Actually I had this change locally and forgot to make a PR in time. Could you modify it according the following diff? or I can create another PR.
diff --git a/examples/inference-deployments/mpt/mpt_7b_ft_handler.py b/examples/inference-deployments/mpt/mpt_7b_ft_handler.py
index 02eb745..65c61dc 100644
--- a/examples/inference-deployments/mpt/mpt_7b_ft_handler.py
+++ b/examples/inference-deployments/mpt/mpt_7b_ft_handler.py
@@ -11,7 +11,7 @@ import torch
from torch.nn.utils.rnn import pad_sequence
from transformers import AutoTokenizer
-from FasterTransformer.examples.pytorch.gpt.utils.parallel_gpt import ParallelGPT # isort: skip # type: ignore
+from examples.pytorch.gpt.utils.parallel_gpt import ParallelGPT # isort: skip # type: ignore
from scripts.inference.convert_hf_mpt_to_ft import convert_mpt_to_ft # isort: skip # type: ignore
@@ -51,7 +51,8 @@ class MPTFTModelHandler:
ft_lib_path: str,
inference_data_type: str = 'bf16',
int8_mode: int = 0,
- gpus: int = 1):
+ gpus: int = 1,
+ force: bool = False):
"""Fastertransformer model handler for MPT foundation series.
Args:
@@ -61,6 +62,7 @@ class MPTFTModelHandler:
int8_mode (int): The level of quantization to perform. 0: No quantization. All computation in data_type,
1: Quantize weights to int8, all compute occurs in fp16/bf16. Not supported when data_type is fp32
gpus (int): Number of gpus to use for inference (Default: 1)
+ force (bool): Force conversion to FT even if some features may not work as expected in FT (Default: False)
"""
self.device = torch.cuda.current_device()

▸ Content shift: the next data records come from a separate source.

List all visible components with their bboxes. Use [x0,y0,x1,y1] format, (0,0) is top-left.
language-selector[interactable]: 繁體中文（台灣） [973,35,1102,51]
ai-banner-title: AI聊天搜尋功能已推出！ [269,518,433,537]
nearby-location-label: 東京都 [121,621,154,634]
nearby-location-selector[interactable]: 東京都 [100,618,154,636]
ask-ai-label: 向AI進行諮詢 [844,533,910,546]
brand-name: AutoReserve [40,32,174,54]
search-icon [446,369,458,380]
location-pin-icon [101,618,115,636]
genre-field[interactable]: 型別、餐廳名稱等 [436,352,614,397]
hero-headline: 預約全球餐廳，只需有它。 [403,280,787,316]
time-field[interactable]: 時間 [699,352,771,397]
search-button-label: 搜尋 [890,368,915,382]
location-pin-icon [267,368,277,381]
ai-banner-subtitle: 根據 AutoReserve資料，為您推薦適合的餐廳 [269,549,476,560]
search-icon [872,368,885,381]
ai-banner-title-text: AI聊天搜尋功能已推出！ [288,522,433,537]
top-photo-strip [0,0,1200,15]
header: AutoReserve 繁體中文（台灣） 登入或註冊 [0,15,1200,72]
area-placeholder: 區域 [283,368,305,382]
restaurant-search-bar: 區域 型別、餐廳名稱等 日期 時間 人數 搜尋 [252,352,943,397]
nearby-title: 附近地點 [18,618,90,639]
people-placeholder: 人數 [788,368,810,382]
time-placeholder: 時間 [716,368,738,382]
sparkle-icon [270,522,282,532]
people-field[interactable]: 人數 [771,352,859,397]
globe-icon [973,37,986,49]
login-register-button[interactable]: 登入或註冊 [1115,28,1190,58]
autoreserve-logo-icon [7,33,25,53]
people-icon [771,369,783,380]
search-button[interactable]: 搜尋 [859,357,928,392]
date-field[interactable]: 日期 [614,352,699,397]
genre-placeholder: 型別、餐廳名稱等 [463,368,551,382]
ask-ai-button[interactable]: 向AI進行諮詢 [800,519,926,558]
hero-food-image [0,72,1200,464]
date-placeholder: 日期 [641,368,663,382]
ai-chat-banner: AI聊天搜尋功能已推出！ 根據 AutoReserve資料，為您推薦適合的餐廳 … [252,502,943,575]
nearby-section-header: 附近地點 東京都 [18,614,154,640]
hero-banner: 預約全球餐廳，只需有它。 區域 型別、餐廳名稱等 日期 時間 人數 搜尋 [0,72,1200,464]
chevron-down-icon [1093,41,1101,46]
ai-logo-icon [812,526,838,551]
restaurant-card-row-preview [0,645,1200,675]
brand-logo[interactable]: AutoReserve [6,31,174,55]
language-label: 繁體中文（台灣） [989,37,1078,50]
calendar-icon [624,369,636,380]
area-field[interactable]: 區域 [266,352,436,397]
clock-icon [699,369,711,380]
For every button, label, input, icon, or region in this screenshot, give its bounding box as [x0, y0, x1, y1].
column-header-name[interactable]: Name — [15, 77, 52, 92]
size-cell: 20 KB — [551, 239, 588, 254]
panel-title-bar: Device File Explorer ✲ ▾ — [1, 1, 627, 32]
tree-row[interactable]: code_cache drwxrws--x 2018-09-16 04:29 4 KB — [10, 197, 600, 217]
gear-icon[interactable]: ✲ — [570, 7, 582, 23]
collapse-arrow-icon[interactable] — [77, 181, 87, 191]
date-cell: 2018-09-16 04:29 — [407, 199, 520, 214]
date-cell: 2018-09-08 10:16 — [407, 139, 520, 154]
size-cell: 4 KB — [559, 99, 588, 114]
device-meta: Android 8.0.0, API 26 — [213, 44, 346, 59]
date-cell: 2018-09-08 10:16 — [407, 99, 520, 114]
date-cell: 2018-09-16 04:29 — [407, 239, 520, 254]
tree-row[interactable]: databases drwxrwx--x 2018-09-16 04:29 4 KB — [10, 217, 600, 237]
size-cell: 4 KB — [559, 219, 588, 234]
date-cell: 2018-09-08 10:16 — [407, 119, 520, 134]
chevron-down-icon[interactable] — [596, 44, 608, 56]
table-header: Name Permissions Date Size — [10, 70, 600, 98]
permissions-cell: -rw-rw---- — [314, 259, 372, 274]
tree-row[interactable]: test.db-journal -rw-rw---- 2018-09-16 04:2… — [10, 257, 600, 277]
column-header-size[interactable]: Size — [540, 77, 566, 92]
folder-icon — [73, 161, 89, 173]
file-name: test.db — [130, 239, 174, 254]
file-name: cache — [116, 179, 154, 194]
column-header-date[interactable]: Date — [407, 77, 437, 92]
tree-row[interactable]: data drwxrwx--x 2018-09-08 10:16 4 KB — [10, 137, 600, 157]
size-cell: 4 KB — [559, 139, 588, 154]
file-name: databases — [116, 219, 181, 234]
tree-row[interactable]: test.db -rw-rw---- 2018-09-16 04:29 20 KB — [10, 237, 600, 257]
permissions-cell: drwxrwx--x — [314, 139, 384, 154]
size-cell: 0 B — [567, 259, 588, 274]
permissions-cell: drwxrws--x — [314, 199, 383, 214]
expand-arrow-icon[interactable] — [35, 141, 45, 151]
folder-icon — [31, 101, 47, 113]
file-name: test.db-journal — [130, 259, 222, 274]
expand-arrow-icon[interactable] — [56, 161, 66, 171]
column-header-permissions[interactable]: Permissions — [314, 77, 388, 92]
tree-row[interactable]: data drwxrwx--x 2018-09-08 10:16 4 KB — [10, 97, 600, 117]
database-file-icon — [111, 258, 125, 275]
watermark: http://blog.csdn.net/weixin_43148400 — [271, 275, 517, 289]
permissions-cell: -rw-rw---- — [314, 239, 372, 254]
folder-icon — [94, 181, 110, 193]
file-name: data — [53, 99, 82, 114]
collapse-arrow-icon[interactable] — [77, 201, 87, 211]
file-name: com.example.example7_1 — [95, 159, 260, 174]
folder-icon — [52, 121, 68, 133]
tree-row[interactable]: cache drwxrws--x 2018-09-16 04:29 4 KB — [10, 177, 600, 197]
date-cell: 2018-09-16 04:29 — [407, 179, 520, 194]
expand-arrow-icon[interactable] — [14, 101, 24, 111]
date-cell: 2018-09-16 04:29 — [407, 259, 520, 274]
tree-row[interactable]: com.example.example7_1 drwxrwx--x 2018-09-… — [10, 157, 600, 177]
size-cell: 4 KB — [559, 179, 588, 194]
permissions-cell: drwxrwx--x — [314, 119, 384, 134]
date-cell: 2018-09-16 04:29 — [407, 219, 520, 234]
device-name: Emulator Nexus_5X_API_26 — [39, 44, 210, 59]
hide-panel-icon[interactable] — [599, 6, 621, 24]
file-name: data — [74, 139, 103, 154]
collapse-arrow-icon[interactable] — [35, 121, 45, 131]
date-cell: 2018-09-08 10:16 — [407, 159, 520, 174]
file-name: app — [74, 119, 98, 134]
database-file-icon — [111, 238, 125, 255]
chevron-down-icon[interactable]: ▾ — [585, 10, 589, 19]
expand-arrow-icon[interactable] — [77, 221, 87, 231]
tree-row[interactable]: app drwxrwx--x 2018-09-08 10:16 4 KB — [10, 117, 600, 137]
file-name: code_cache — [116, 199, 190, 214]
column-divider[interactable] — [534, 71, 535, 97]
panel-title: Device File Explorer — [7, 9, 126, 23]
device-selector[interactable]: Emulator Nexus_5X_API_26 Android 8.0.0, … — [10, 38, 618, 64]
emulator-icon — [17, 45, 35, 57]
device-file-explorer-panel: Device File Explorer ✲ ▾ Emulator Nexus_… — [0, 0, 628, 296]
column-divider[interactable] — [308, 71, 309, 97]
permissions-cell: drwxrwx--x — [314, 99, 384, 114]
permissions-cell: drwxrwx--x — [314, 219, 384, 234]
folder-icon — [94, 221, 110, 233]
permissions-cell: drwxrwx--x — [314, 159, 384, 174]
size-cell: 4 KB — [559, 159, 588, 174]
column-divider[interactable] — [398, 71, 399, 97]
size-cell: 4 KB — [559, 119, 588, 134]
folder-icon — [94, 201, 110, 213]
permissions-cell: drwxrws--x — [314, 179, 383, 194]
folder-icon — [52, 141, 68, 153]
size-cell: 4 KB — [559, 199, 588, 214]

self.model_name = model_name
@@ -73,7 +75,7 @@ class MPTFTModelHandler:
# Datatype of weights in the HF checkpoint
weight_data_type = 'fp32'
convert_mpt_to_ft(self.model_name, LOCAL_CHECKPOINT_PATH, gpus,
- weight_data_type, False)
+ weight_data_type, force)
if not os.path.isfile(ckpt_config_path):
raise RuntimeError('Failed to create FT checkpoint')
else:
@@ -285,12 +287,18 @@ if __name__ == '__main__':
type=int,
default=1,
help='The number of gpus to use for inference.')
+ parser.add_argument(
+ '--force',
+ action='store_true',
+ help=
+ 'Force conversion to FT even if some features may not work as expected in FT'
+ )
args = parser.parse_args()
model_handle = MPTFTModelHandler(args.name_or_dir, args.ft_lib_path,
args.inference_data_type, args.int8_mode,
- args.gpus)
+ args.gpus, args.force)
inputs = {'input_strings': ['Who is the president of the USA?']}
out = model_handle.predict([inputs])
print(out[0])
Actually I had this change locally and forgot to make a PR in time. Could you modify it according the following diff? or I can create another PR.